9,000 Derbyshire care home jobs at risk over Covid-19 jab rules

More than 9,000 Derbyshire care home staff risk losing their jobs if they do not get their second Covid-19 jabs in the next month, NHS data shows.

Tuesday, 5th October 2021, 8:53 am

From November 11, all care home workers and anyone entering a care home must be fully vaccinated against Covid-19, unless they are exempt, in a bid to protect vulnerable residents from the virus.

This includes staff, agency workers, volunteers, tradespeople and local authority employees but does not include relatives or friends of residents.

By the time that mandatory deadline arrives, care home staff will have been eligible for Covid vaccines for nearly a year, having been a top priority at the start of the roll-out last December.

From November 11, all care home workers and anyone entering a care home must be fully vaccinated against Covid-19, unless they are exempt, in a bid to protect vulnerable residents from the virus.

A total of 4,173 staff affiliated with care homes around Derbyshire missed the September 16 deadline by which they needed to have received their first Covid-19 jab in order to be fully jabbed by November 11 – 14 per cent.

Meanwhile, a third of care home staff are still to have their second jab – 9,262 in total or 31.7 per cent, as of September 26, the most recent data.

Regarding staff potentially being fired or redeployed as a result of not getting fully vaccinated, the Government guidance says: “If you are unable to provide proof of vaccination or exemption, then your manager should explore all options available to you.

“This could include moving you to an alternative role for which vaccination is not required.

“You should speak to your manager about your options as soon as you can. You should not assume that it will be possible for you to be redeployed.

“You should note that the regulations may provide a fair reason for dismissal if you are not vaccinated or medically exempt.”

It says care homes should have plans in place for safe staffing throughout shortfalls due to illness or vacancies and that local authorities may be able to offer or direct homes to further assistance. If homes are unable to provide safe staffing levels they must notify the health watchdog the Care and Quality Commission (CQC).

The guidance also says unvaccinated staff “may begin working in another role and no longer work with you”.

It says: “As medical exemptions apply, not all staff members will have received a vaccine as some may have a health-related reason not to. If you are worried about this, you can speak to a staff member or the manager of your care home.”

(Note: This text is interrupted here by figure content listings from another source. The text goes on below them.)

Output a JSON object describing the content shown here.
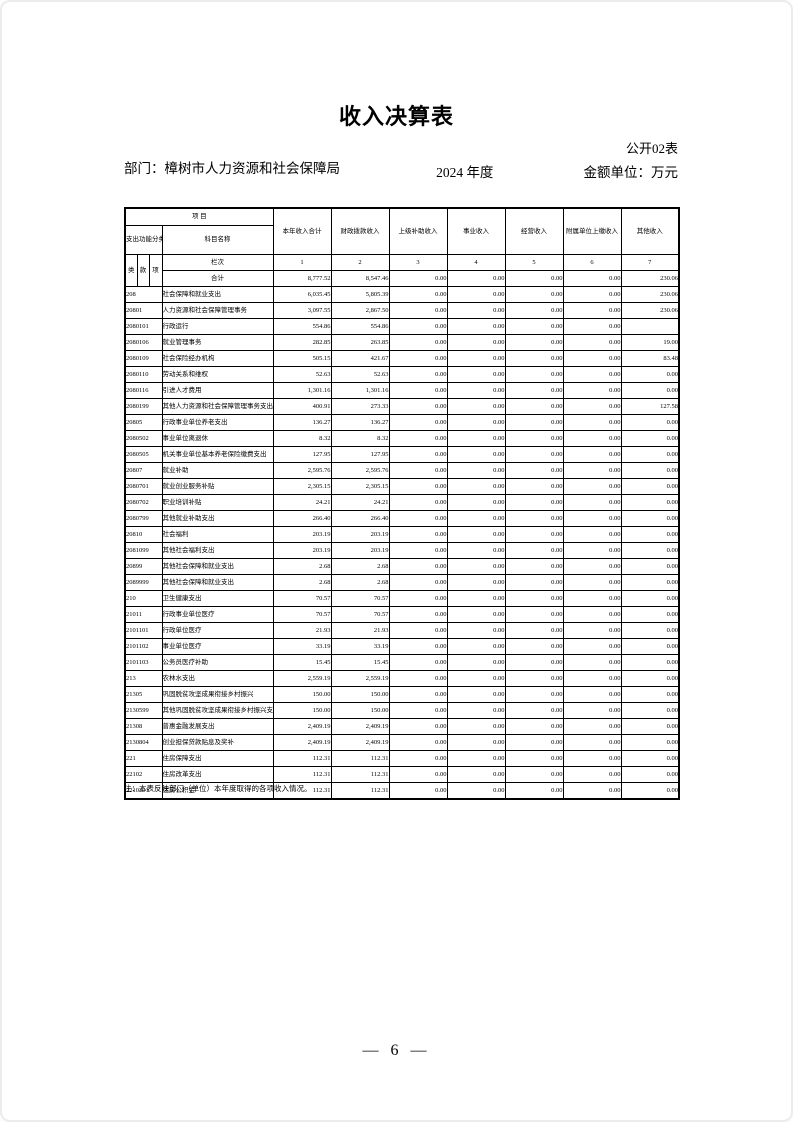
{
  "header": {
    "title": "收入决算表",
    "table_code": "公开02表",
    "department": "部门：樟树市人力资源和社会保障局",
    "year": "2024 年度",
    "unit": "金额单位：万元"
  },
  "table": {
    "top_header": "项  目",
    "code_header": "支出功能分类科目编码",
    "name_header": "科目名称",
    "code_sub_headers": [
      "类",
      "款",
      "项"
    ],
    "row_label": "栏次",
    "column_numbers": [
      "1",
      "2",
      "3",
      "4",
      "5",
      "6",
      "7"
    ],
    "columns": [
      "本年收入合计",
      "财政拨款收入",
      "上级补助收入",
      "事业收入",
      "经营收入",
      "附属单位上缴收入",
      "其他收入"
    ],
    "total_row": {
      "name": "合计",
      "values": [
        "8,777.52",
        "8,547.46",
        "0.00",
        "0.00",
        "0.00",
        "0.00",
        "230.06"
      ]
    },
    "rows": [
      {
        "code": "208",
        "name": "社会保障和就业支出",
        "values": [
          "6,035.45",
          "5,805.39",
          "0.00",
          "0.00",
          "0.00",
          "0.00",
          "230.06"
        ]
      },
      {
        "code": "20801",
        "name": "人力资源和社会保障管理事务",
        "values": [
          "3,097.55",
          "2,867.50",
          "0.00",
          "0.00",
          "0.00",
          "0.00",
          "230.06"
        ]
      },
      {
        "code": "2080101",
        "name": "行政运行",
        "values": [
          "554.86",
          "554.86",
          "0.00",
          "0.00",
          "0.00",
          "0.00",
          ""
        ]
      },
      {
        "code": "2080106",
        "name": "就业管理事务",
        "values": [
          "282.85",
          "263.85",
          "0.00",
          "0.00",
          "0.00",
          "0.00",
          "19.00"
        ]
      },
      {
        "code": "2080109",
        "name": "社会保险经办机构",
        "values": [
          "505.15",
          "421.67",
          "0.00",
          "0.00",
          "0.00",
          "0.00",
          "83.48"
        ]
      },
      {
        "code": "2080110",
        "name": "劳动关系和维权",
        "values": [
          "52.63",
          "52.63",
          "0.00",
          "0.00",
          "0.00",
          "0.00",
          "0.00"
        ]
      },
      {
        "code": "2080116",
        "name": "引进人才费用",
        "values": [
          "1,301.16",
          "1,301.16",
          "0.00",
          "0.00",
          "0.00",
          "0.00",
          "0.00"
        ]
      },
      {
        "code": "2080199",
        "name": "其他人力资源和社会保障管理事务支出",
        "values": [
          "400.91",
          "273.33",
          "0.00",
          "0.00",
          "0.00",
          "0.00",
          "127.58"
        ]
      },
      {
        "code": "20805",
        "name": "行政事业单位养老支出",
        "values": [
          "136.27",
          "136.27",
          "0.00",
          "0.00",
          "0.00",
          "0.00",
          "0.00"
        ]
      },
      {
        "code": "2080502",
        "name": "事业单位离退休",
        "values": [
          "8.32",
          "8.32",
          "0.00",
          "0.00",
          "0.00",
          "0.00",
          "0.00"
        ]
      },
      {
        "code": "2080505",
        "name": "机关事业单位基本养老保险缴费支出",
        "values": [
          "127.95",
          "127.95",
          "0.00",
          "0.00",
          "0.00",
          "0.00",
          "0.00"
        ]
      },
      {
        "code": "20807",
        "name": "就业补助",
        "values": [
          "2,595.76",
          "2,595.76",
          "0.00",
          "0.00",
          "0.00",
          "0.00",
          "0.00"
        ]
      },
      {
        "code": "2080701",
        "name": "就业创业服务补贴",
        "values": [
          "2,305.15",
          "2,305.15",
          "0.00",
          "0.00",
          "0.00",
          "0.00",
          "0.00"
        ]
      },
      {
        "code": "2080702",
        "name": "职业培训补贴",
        "values": [
          "24.21",
          "24.21",
          "0.00",
          "0.00",
          "0.00",
          "0.00",
          "0.00"
        ]
      },
      {
        "code": "2080799",
        "name": "其他就业补助支出",
        "values": [
          "266.40",
          "266.40",
          "0.00",
          "0.00",
          "0.00",
          "0.00",
          "0.00"
        ]
      },
      {
        "code": "20810",
        "name": "社会福利",
        "values": [
          "203.19",
          "203.19",
          "0.00",
          "0.00",
          "0.00",
          "0.00",
          "0.00"
        ]
      },
      {
        "code": "2081099",
        "name": "其他社会福利支出",
        "values": [
          "203.19",
          "203.19",
          "0.00",
          "0.00",
          "0.00",
          "0.00",
          "0.00"
        ]
      },
      {
        "code": "20899",
        "name": "其他社会保障和就业支出",
        "values": [
          "2.68",
          "2.68",
          "0.00",
          "0.00",
          "0.00",
          "0.00",
          "0.00"
        ]
      },
      {
        "code": "2089999",
        "name": "其他社会保障和就业支出",
        "values": [
          "2.68",
          "2.68",
          "0.00",
          "0.00",
          "0.00",
          "0.00",
          "0.00"
        ]
      },
      {
        "code": "210",
        "name": "卫生健康支出",
        "values": [
          "70.57",
          "70.57",
          "0.00",
          "0.00",
          "0.00",
          "0.00",
          "0.00"
        ]
      },
      {
        "code": "21011",
        "name": "行政事业单位医疗",
        "values": [
          "70.57",
          "70.57",
          "0.00",
          "0.00",
          "0.00",
          "0.00",
          "0.00"
        ]
      },
      {
        "code": "2101101",
        "name": "行政单位医疗",
        "values": [
          "21.93",
          "21.93",
          "0.00",
          "0.00",
          "0.00",
          "0.00",
          "0.00"
        ]
      },
      {
        "code": "2101102",
        "name": "事业单位医疗",
        "values": [
          "33.19",
          "33.19",
          "0.00",
          "0.00",
          "0.00",
          "0.00",
          "0.00"
        ]
      },
      {
        "code": "2101103",
        "name": "公务员医疗补助",
        "values": [
          "15.45",
          "15.45",
          "0.00",
          "0.00",
          "0.00",
          "0.00",
          "0.00"
        ]
      },
      {
        "code": "213",
        "name": "农林水支出",
        "values": [
          "2,559.19",
          "2,559.19",
          "0.00",
          "0.00",
          "0.00",
          "0.00",
          "0.00"
        ]
      },
      {
        "code": "21305",
        "name": "巩固脱贫攻坚成果衔接乡村振兴",
        "values": [
          "150.00",
          "150.00",
          "0.00",
          "0.00",
          "0.00",
          "0.00",
          "0.00"
        ]
      },
      {
        "code": "2130599",
        "name": "其他巩固脱贫攻坚成果衔接乡村振兴支出",
        "values": [
          "150.00",
          "150.00",
          "0.00",
          "0.00",
          "0.00",
          "0.00",
          "0.00"
        ]
      },
      {
        "code": "21308",
        "name": "普惠金融发展支出",
        "values": [
          "2,409.19",
          "2,409.19",
          "0.00",
          "0.00",
          "0.00",
          "0.00",
          "0.00"
        ]
      },
      {
        "code": "2130804",
        "name": "创业担保贷款贴息及奖补",
        "values": [
          "2,409.19",
          "2,409.19",
          "0.00",
          "0.00",
          "0.00",
          "0.00",
          "0.00"
        ]
      },
      {
        "code": "221",
        "name": "住房保障支出",
        "values": [
          "112.31",
          "112.31",
          "0.00",
          "0.00",
          "0.00",
          "0.00",
          "0.00"
        ]
      },
      {
        "code": "22102",
        "name": "住房改革支出",
        "values": [
          "112.31",
          "112.31",
          "0.00",
          "0.00",
          "0.00",
          "0.00",
          "0.00"
        ]
      },
      {
        "code": "2210201",
        "name": "住房公积金",
        "values": [
          "112.31",
          "112.31",
          "0.00",
          "0.00",
          "0.00",
          "0.00",
          "0.00"
        ]
      }
    ]
  },
  "footnote": "注：本表反映部门（单位）本年度取得的各项收入情况。",
  "page_number": "— 6 —"
}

It says staff could be offered paid or unpaid leave if they demonstrate that they intend to get fully vaccinated but did not meet the November 11 deadline.

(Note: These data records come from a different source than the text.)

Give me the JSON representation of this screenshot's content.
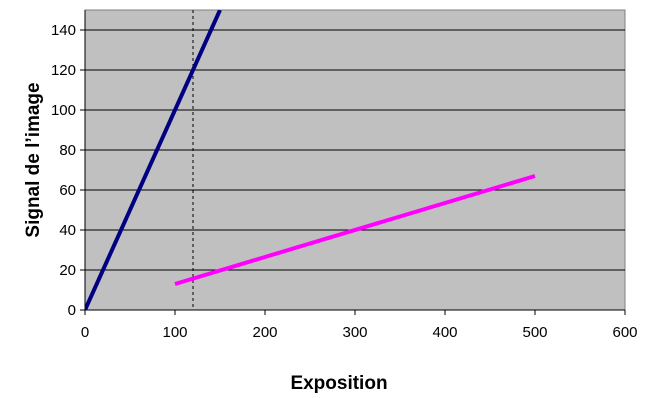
{
  "chart_data": {
    "type": "line",
    "title": "",
    "xlabel": "Exposition",
    "ylabel": "Signal de l’image",
    "xlim": [
      0,
      600
    ],
    "ylim": [
      0,
      150
    ],
    "x_ticks": [
      0,
      100,
      200,
      300,
      400,
      500,
      600
    ],
    "y_ticks": [
      0,
      20,
      40,
      60,
      80,
      100,
      120,
      140
    ],
    "grid": "horizontal",
    "legend": "none",
    "plot_background": "#c0c0c0",
    "series": [
      {
        "color": "#000080",
        "points": [
          [
            0,
            0
          ],
          [
            150,
            150
          ]
        ]
      },
      {
        "color": "#ff00ff",
        "points": [
          [
            100,
            13
          ],
          [
            500,
            67
          ]
        ]
      }
    ],
    "reference_line": {
      "axis": "x",
      "value": 120,
      "style": "dashed",
      "color": "#000000"
    }
  }
}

The guidance says: “This cannot be a long-term solution, because the regulations do not have a time limit.”

It says: “Some care homes – having exhausted alternative options – may have to consider dismissing employees or terminating contracts of workers.

“This should only apply to those over 18 who are not vaccinated and have not obtained a medical exemption.

“Where this is the case, care homes must comply, at all times, with employment and equalities law and adhere to good employment practice.”

It says staff would not be eligible for redundancy payouts.

Trade union UNISON warned of staff shortages unless the mandatory jab policy was dropped.

UNISON general secretary Christina McAnea said: “Everyone that can have the vaccine, should have the vaccine. But the Government has persisted with a heavy-handed approach despite warnings from care employers of the dire consequences.

“This move is damaging a sector already on its knees and undermining trust in the vaccine. If roles can’t be filled, the level and volume of care offered will be reduced. Vaccine-hesitant staff must be offered reassurance and persuasion, not threats and ultimatums.

“Instead of encouraging much-needed recruitment into care, the Government is actively driving experienced staff away. It’s not too late for ministers to admit the error of their ways and bring care back from the precipice.”

The Government says: “Throughout the coronavirus (Covid-19) pandemic, care home workers have done a phenomenal job to support and protect those most at risk from Covid-19.

“People across the sector have risen to this unprecedented challenge and gone above and beyond the call of duty to keep those they care for safe.

“We value the incredible work that people in care homes have done over the last 18 months to care for some of the people who are most at risk from Covid-19.

“We want to ensure that care homes are as safe as possible for the staff working in them and the people they care for. We believe that the best way to do this is to ensure that everyone who can take up the offer of vaccination, does.

Vaccination offers the best protection against the virus both for staff and care home residents.

In its guidance on the regulations, the Government said despite protection from testing and personal protective equipment (PPE), and the best efforts of committed staff, there have been outbreaks across the country, and nearly 14,000 care home residents have died of Covid-19 since the beginning of this year.

Meanwhile,more than 6,000 people in Derbyshire are expected to have contracted Long Covid, with that number expected to continue to rise.

It is the condition in which Covid symptoms such as brain fog, fatigue and depression, continue for 12 weeks or longer.

During a meeting of the health and wellbeing board at Derbyshire County Council, Dean Wallace, the authority’s public health director shed light on the current estimated spread of Long Covid through the county and city’s population.

He displayed slides which show there are said to be an estimated 6,000 cases of Long Covid in Derby and Derbyshire, with an estimated 77,000 cases across the Midlands as of mid-September.